Liability under the offence of murder does not arise if the injuries inflicted upon the deceased were insufficient in ordinary course of nature to cause death of a person was decided in the case of Mihir Gope Etc. vs. State of Jharkhand [Criminal Appeal No. 22-23 of 2021] presided over by J. N.V. Ramana, J. Surya Kant and J. Aniruddha Bose.
In this case, a quarrel arose between the parties over an earthen hut constructed over a land in dispute which resulted in the deaths of two. The First Information Report was registered on the same day in Pindrajora police station, Bokaro district, Jharkhand. Further the Additional Session Judge, Fast Track Court-IV, Bokaro held the two appellants guilty for the murder of the deceased against which a special leave petition was filed by them. The third accused was sent to the Juvenile Justice Board on his plea of Juvenility and the fourth was let off as no allegations of assault were made against her.

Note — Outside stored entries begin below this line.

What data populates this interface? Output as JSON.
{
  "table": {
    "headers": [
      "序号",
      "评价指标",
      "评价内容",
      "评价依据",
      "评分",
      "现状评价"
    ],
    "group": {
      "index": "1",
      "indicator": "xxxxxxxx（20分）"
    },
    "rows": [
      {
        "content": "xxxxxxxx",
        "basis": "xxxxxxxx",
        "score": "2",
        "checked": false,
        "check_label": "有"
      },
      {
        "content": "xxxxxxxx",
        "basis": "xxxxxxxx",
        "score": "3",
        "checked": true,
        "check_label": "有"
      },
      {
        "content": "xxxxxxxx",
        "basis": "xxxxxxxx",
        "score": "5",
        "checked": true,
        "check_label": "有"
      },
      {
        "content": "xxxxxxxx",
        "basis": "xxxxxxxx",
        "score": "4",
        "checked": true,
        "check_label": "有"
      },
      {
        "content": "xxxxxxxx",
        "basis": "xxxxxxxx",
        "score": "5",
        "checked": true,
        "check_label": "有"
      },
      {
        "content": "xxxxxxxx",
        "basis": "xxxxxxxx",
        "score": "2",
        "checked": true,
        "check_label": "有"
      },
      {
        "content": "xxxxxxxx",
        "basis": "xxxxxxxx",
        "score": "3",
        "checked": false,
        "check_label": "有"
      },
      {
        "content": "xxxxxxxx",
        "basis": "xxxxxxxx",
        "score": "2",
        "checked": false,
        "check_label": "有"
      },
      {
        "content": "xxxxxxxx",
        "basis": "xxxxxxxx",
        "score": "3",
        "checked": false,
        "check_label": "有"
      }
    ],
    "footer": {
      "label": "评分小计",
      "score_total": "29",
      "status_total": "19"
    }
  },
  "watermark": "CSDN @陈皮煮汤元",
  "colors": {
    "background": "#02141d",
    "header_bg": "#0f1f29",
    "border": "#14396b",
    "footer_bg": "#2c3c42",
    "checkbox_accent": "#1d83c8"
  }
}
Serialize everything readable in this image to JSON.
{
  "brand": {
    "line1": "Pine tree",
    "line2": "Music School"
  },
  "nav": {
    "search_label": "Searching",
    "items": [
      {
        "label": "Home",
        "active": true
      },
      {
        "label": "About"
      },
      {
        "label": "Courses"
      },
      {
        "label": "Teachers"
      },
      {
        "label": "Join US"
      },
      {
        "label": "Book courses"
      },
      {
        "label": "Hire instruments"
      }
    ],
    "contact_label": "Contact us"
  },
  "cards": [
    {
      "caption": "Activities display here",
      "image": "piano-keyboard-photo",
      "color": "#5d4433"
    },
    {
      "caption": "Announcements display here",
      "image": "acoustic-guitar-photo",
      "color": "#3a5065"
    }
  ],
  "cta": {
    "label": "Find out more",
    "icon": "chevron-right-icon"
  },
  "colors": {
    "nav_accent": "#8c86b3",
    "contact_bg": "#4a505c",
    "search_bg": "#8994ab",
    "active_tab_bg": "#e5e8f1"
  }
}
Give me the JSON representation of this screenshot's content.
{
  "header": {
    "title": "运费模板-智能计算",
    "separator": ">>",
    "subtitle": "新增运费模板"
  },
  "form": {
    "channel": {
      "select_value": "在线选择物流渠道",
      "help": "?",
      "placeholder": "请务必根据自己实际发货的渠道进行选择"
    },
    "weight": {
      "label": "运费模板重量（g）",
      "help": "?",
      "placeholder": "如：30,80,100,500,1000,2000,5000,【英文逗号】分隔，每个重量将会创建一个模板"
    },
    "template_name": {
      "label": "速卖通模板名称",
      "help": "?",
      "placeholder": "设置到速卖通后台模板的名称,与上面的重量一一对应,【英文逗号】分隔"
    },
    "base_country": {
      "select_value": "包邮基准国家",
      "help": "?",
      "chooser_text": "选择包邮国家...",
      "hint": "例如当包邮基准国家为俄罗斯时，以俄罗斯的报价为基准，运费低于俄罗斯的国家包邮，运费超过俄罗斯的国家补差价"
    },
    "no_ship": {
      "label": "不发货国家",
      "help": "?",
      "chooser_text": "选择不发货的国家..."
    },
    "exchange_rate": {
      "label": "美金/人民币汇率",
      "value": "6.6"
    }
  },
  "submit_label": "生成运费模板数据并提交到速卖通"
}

A medical examination revealed that the injuries caused by the appellants were simple form of lacerated wounds and were insufficient to cause death of a person in ordinary course of nature. The CT scan of one of the deceased did not show any intracerebral hemmorhage or fracture to reason the injuries inflicted upon him to be the cause of his death.
The honorable bench contended, “Considering the weapons of assault the appellants were meant to have has used in inflicting such injuries, and the nature of injuries they caused on the deceased, we do not think the two appellants had the intention or knowledge that their acts could have had caused their deaths. We also do not find any evidence of commission of offence under section 341 of the Indian Penal Code, 1860. None of the eyewitnesses has stated in course of their examination that the appellants had wrongfully confined them. In our opinion, however, there is sufficient evidence against the appellants of voluntarily causing hurt by the instruments we have referred to. We have discussed the evidence based on which we come to this conclusion. We hold both the appellants guilty of committing offence under section 324 of the Code.”
It was further provided by the bench, “we, accordingly set aside the judgment of conviction of the appellants under Section 302 read with Section 34 of the Code and the order of sentence under the aforesaid provisions is also set aside. As we find from evidence from evidence of the medical professionals that injuries inflicted by them were simple in nature, the conviction in previous judgment under section 325 of the Code is also set aside. We hold so primarily on the basis of the depositions of the three medical experts.”